The benefits of Layer 3 chains
Layer 3 blockchains offer great benefits to the blockchain ecosystem:
- Layer 3 solutions enhance scalability through specialized blockchains that improve throughput and reduce congestion for DApps.
- They enable seamless communication and asset transfers between different blockchains.
- Layer 3 allows the development of tailored blockchains for specific industries, such as gaming, supply chain, and logistics, offering flexibility beyond Layer 1 and Layer 2.
- These solutions can add extra security to protect user data and transactions, especially for apps focused on privacy.
Conclusion
Layer 3 blockchains are currently in development and are likely to evolve into customized chains tailored to meet specific industry requirements.
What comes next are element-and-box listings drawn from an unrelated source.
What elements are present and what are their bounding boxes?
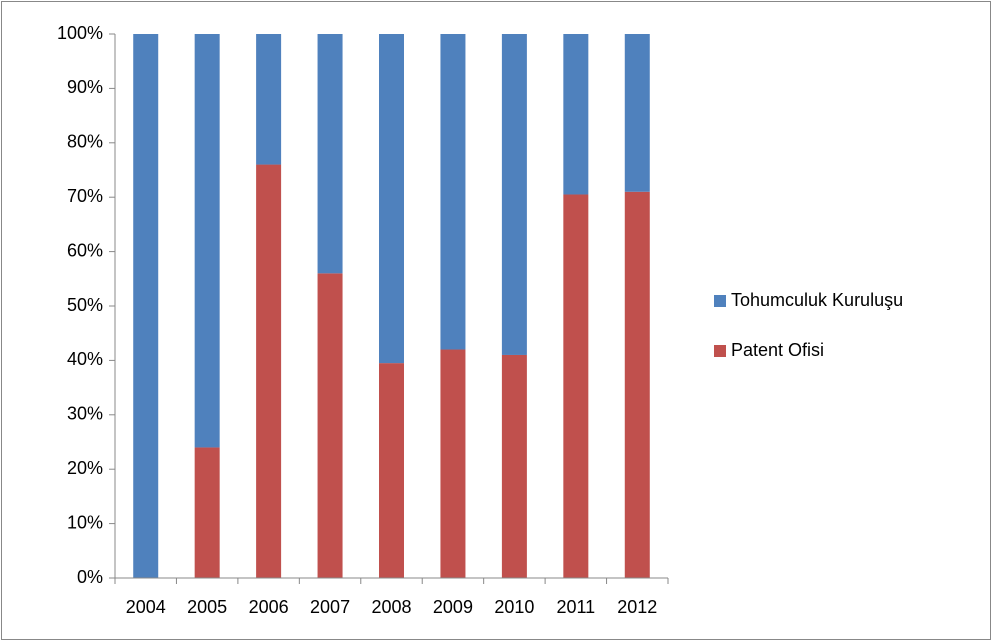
- legend-label: Tohumculuk Kuruluşu: [731, 290, 903, 310]
- x-tick-label: 2008: [371, 597, 411, 617]
- bar-segment: [624, 34, 650, 192]
- y-tick-label: 30%: [67, 404, 103, 424]
- y-tick-label: 20%: [67, 458, 103, 478]
- legend-label: Patent Ofisi: [731, 340, 824, 360]
- bar-segment: [563, 34, 589, 195]
- legend-swatch: [714, 345, 726, 357]
- y-tick-label: 10%: [67, 512, 103, 532]
- y-tick-label: 40%: [67, 349, 103, 369]
- y-tick-label: 0%: [77, 567, 103, 587]
- bar-segment: [379, 363, 404, 578]
- bar-segment: [256, 164, 282, 578]
- bar-segment: [501, 34, 527, 355]
- bar-segment: [133, 34, 159, 578]
- x-tick-label: 2012: [617, 597, 657, 617]
- bar-segment: [256, 34, 282, 165]
- bar-segment: [440, 34, 466, 350]
- legend-swatch: [714, 295, 726, 307]
- bar-segment: [194, 447, 220, 578]
- bar-segment: [194, 34, 220, 448]
- y-tick-label: 70%: [67, 186, 103, 206]
- bar-segment: [624, 191, 650, 578]
- x-tick-label: 2010: [494, 597, 534, 617]
- bar-segment: [379, 34, 404, 364]
- y-tick-label: 80%: [67, 132, 103, 152]
- bar-segment: [563, 194, 589, 579]
- y-tick-label: 60%: [67, 240, 103, 260]
- y-tick-label: 50%: [67, 295, 103, 315]
- x-tick-label: 2004: [126, 597, 166, 617]
- bar-segment: [317, 273, 343, 578]
- bar-segment: [317, 34, 343, 274]
- x-tick-label: 2009: [433, 597, 473, 617]
- x-tick-label: 2005: [187, 597, 227, 617]
- x-tick-label: 2007: [310, 597, 350, 617]
- y-tick-label: 100%: [57, 23, 103, 43]
- x-tick-label: 2006: [249, 597, 289, 617]
- y-tick-label: 90%: [67, 77, 103, 97]
- bar-segment: [501, 354, 527, 578]
- x-tick-label: 2011: [556, 597, 595, 617]
- bar-segment: [440, 349, 466, 578]
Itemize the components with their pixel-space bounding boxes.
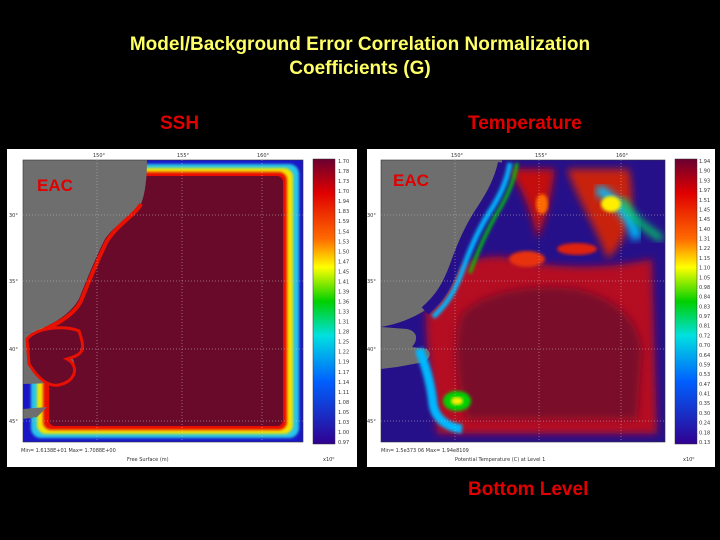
colorbar-tick-label: 1.97	[699, 188, 710, 194]
lat-tick: 45°	[367, 419, 376, 425]
lat-tick: 40°	[367, 347, 376, 353]
colorbar-tick-label: 0.35	[699, 401, 710, 407]
colorbar-tick-label: 1.17	[338, 370, 349, 376]
temperature-minmax: Min= 1.5e373 06 Max= 1.94e8109	[381, 448, 469, 454]
colorbar-tick-label: 1.78	[338, 169, 349, 175]
ssh-minmax: Min= 1.6138E+01 Max= 1.7088E+00	[21, 448, 116, 454]
colorbar-tick-label: 0.83	[699, 304, 710, 310]
ssh-map: 150° 155° 160° 30° 35° 40° 45° EAC 1.70 1…	[9, 153, 349, 463]
colorbar-tick-label: 1.94	[338, 199, 349, 205]
colorbar-tick-label: 1.22	[699, 246, 710, 252]
temperature-scale: x10⁰	[683, 457, 694, 463]
colorbar-tick-label: 1.05	[338, 410, 349, 416]
colorbar-tick-label: 1.51	[699, 198, 710, 204]
colorbar-tick-label: 0.97	[699, 314, 710, 320]
lat-tick: 35°	[9, 279, 18, 285]
colorbar-tick-label: 1.70	[338, 159, 349, 165]
colorbar-tick-label: 1.22	[338, 350, 349, 356]
bottom-level-label: Bottom Level	[468, 479, 589, 500]
colorbar-tick-label: 0.41	[699, 392, 710, 398]
colorbar-tick-label: 1.90	[699, 169, 710, 175]
colorbar-tick-label: 1.39	[338, 289, 349, 295]
colorbar-tick-label: 1.08	[338, 400, 349, 406]
colorbar-tick-label: 1.50	[338, 249, 349, 255]
lon-tick: 160°	[616, 153, 629, 159]
temperature-map-panel: 150° 155° 160° 30° 35° 40° 45° EAC 1.94 1…	[367, 149, 715, 467]
colorbar-tick-label: 0.53	[699, 372, 710, 378]
colorbar-tick-label: 0.70	[699, 343, 710, 349]
colorbar-tick-label: 1.14	[338, 380, 349, 386]
slide-title-line-2: Coefficients (G)	[289, 58, 431, 79]
colorbar-tick-label: 1.45	[699, 207, 710, 213]
ssh-map-panel: 150° 155° 160° 30° 35° 40° 45° EAC 1.70 1…	[7, 149, 357, 467]
colorbar-tick-label: 1.83	[338, 209, 349, 215]
ssh-colorbar	[312, 158, 336, 445]
lon-tick: 155°	[177, 153, 190, 159]
colorbar-tick-label: 1.33	[338, 310, 349, 316]
colorbar-tick-label: 0.47	[699, 382, 710, 388]
colorbar-tick-label: 1.31	[338, 320, 349, 326]
colorbar-tick-label: 1.40	[699, 227, 710, 233]
colorbar-tick-label: 0.59	[699, 362, 710, 368]
slide-title-line-1: Model/Background Error Correlation Norma…	[129, 34, 591, 55]
colorbar-tick-label: 1.73	[338, 179, 349, 185]
ssh-caption: Free Surface (m)	[127, 457, 169, 463]
colorbar-tick-label: 0.64	[699, 353, 710, 359]
eac-label: EAC	[37, 176, 73, 195]
lat-tick: 35°	[367, 279, 376, 285]
colorbar-tick-label: 1.11	[338, 390, 349, 396]
colorbar-tick-label: 0.97	[338, 440, 349, 446]
colorbar-tick-label: 0.84	[699, 295, 710, 301]
colorbar-tick-label: 0.98	[699, 285, 710, 291]
colorbar-tick-label: 1.10	[699, 266, 710, 272]
colorbar-tick-label: 0.24	[699, 421, 710, 427]
temperature-panel-label: Temperature	[468, 113, 582, 134]
lat-tick: 30°	[367, 213, 376, 219]
lat-tick: 45°	[9, 419, 18, 425]
colorbar-tick-label: 1.93	[699, 178, 710, 184]
colorbar-tick-label: 0.30	[699, 411, 710, 417]
ssh-panel-label: SSH	[160, 113, 200, 134]
colorbar-tick-label: 1.36	[338, 300, 349, 306]
lon-tick: 150°	[451, 153, 464, 159]
temperature-colorbar	[674, 158, 698, 445]
colorbar-tick-label: 0.72	[699, 333, 710, 339]
colorbar-tick-label: 1.59	[338, 219, 349, 225]
lat-tick: 30°	[9, 213, 18, 219]
colorbar-tick-label: 1.70	[338, 189, 349, 195]
colorbar-tick-label: 1.47	[338, 259, 349, 265]
colorbar-tick-label: 1.45	[338, 269, 349, 275]
colorbar-tick-label: 1.53	[338, 239, 349, 245]
colorbar-tick-label: 1.54	[338, 229, 349, 235]
colorbar-tick-label: 1.31	[699, 237, 710, 243]
colorbar-tick-label: 1.15	[699, 256, 710, 262]
colorbar-tick-label: 0.13	[699, 440, 710, 446]
eac-label: EAC	[393, 171, 429, 190]
colorbar-tick-label: 1.00	[338, 430, 349, 436]
lon-tick: 160°	[257, 153, 270, 159]
lon-tick: 150°	[93, 153, 106, 159]
colorbar-tick-label: 1.94	[699, 159, 710, 165]
colorbar-tick-label: 1.45	[699, 217, 710, 223]
colorbar-tick-label: 1.28	[338, 330, 349, 336]
ssh-scale: x10⁰	[323, 457, 334, 463]
colorbar-tick-label: 1.19	[338, 360, 349, 366]
temperature-caption: Potential Temperature (C) at Level 1	[455, 457, 545, 463]
colorbar-tick-label: 0.18	[699, 430, 710, 436]
colorbar-tick-label: 1.41	[338, 279, 349, 285]
lat-tick: 40°	[9, 347, 18, 353]
lon-tick: 155°	[535, 153, 548, 159]
temperature-map: 150° 155° 160° 30° 35° 40° 45° EAC 1.94 1…	[367, 153, 710, 463]
colorbar-tick-label: 1.03	[338, 420, 349, 426]
colorbar-tick-label: 1.05	[699, 275, 710, 281]
colorbar-tick-label: 0.81	[699, 324, 710, 330]
colorbar-tick-label: 1.25	[338, 340, 349, 346]
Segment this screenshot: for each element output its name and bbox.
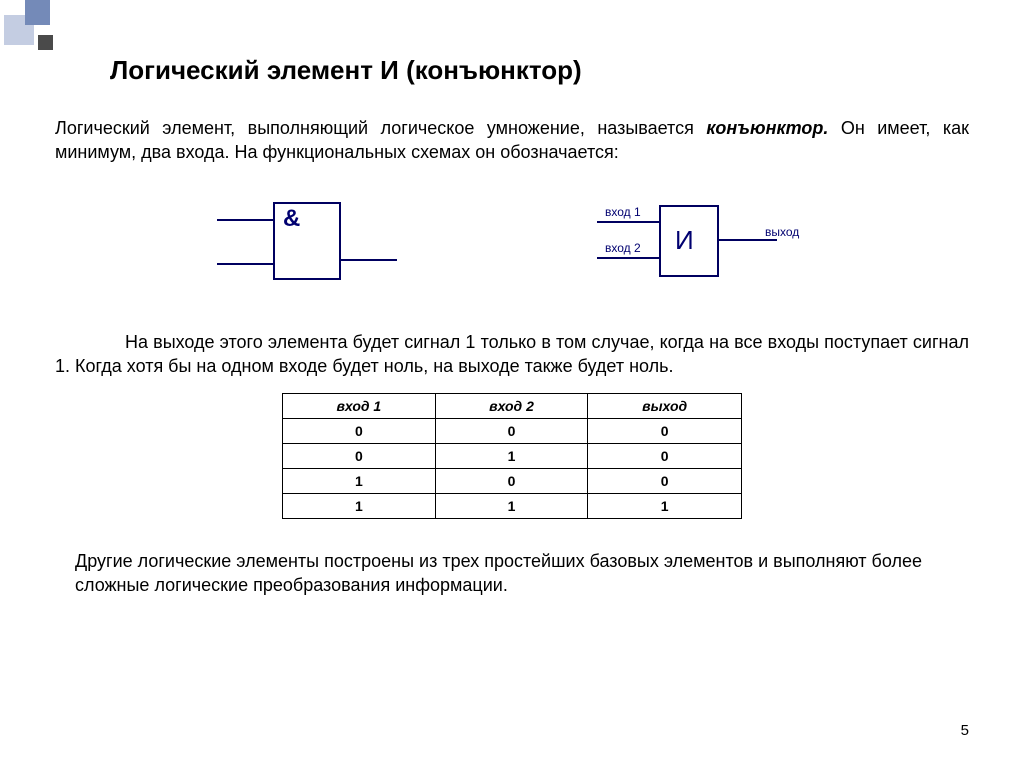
- cell: 1: [283, 494, 436, 519]
- intro-paragraph: Логический элемент, выполняющий логическ…: [55, 116, 969, 165]
- input1-label: вход 1: [605, 205, 641, 219]
- col-header-in2: вход 2: [435, 394, 588, 419]
- page-title: Логический элемент И (конъюнктор): [110, 55, 969, 86]
- page-number: 5: [961, 722, 969, 739]
- intro-text-1: Логический элемент, выполняющий логическ…: [55, 118, 706, 138]
- truth-table: вход 1 вход 2 выход 0 0 0 0 1 0 1 0 0: [282, 393, 742, 519]
- cell: 0: [283, 419, 436, 444]
- cell: 1: [435, 494, 588, 519]
- deco-square-blue: [25, 0, 50, 25]
- cell: 0: [435, 419, 588, 444]
- deco-square-dark: [38, 35, 53, 50]
- cell: 0: [435, 469, 588, 494]
- gate-and-ampersand: &: [217, 197, 397, 292]
- output-label: выход: [765, 225, 799, 239]
- table-row: 0 1 0: [283, 444, 742, 469]
- wire-input-2: [217, 263, 273, 265]
- mid-paragraph-text: На выходе этого элемента будет сигнал 1 …: [55, 332, 969, 376]
- wire-output: [719, 239, 777, 241]
- cell: 1: [435, 444, 588, 469]
- wire-input-1: [217, 219, 273, 221]
- wire-output: [341, 259, 397, 261]
- cell: 0: [588, 469, 742, 494]
- col-header-in1: вход 1: [283, 394, 436, 419]
- gate-symbol: &: [283, 205, 300, 233]
- table-header-row: вход 1 вход 2 выход: [283, 394, 742, 419]
- input2-label: вход 2: [605, 241, 641, 255]
- col-header-out: выход: [588, 394, 742, 419]
- gate-symbol: И: [675, 225, 694, 256]
- intro-term-bold: конъюнктор.: [706, 118, 828, 138]
- table-row: 1 1 1: [283, 494, 742, 519]
- cell: 1: [283, 469, 436, 494]
- mid-paragraph: На выходе этого элемента будет сигнал 1 …: [55, 330, 969, 379]
- wire-input-2: [597, 257, 659, 259]
- cell: 1: [588, 494, 742, 519]
- cell: 0: [588, 419, 742, 444]
- outro-paragraph: Другие логические элементы построены из …: [75, 549, 949, 598]
- gate-diagrams: & вход 1 вход 2 И выход: [55, 190, 969, 300]
- table-row: 1 0 0: [283, 469, 742, 494]
- wire-input-1: [597, 221, 659, 223]
- cell: 0: [283, 444, 436, 469]
- table-row: 0 0 0: [283, 419, 742, 444]
- gate-and-cyrillic: вход 1 вход 2 И выход: [597, 197, 807, 292]
- slide-content: Логический элемент И (конъюнктор) Логиче…: [0, 0, 1024, 618]
- cell: 0: [588, 444, 742, 469]
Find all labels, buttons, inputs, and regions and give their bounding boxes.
With their potential to deliver faster transaction speeds, reduced fees, and a more streamlined user experience, Layer 3 solutions are expected to drive broader engagement with blockchain technology.
This advancement could play a significant role in boosting the adoption of decentralized platforms and innovations such as DeFi 2.0 coins, which are designed to offer more sustainable, efficient, and user-friendly financial services on the blockchain.
Although discussions around Layer 4 have begun, there is still no clear consensus on its definition or scope making Layer 3 the current frontier of blockchain development.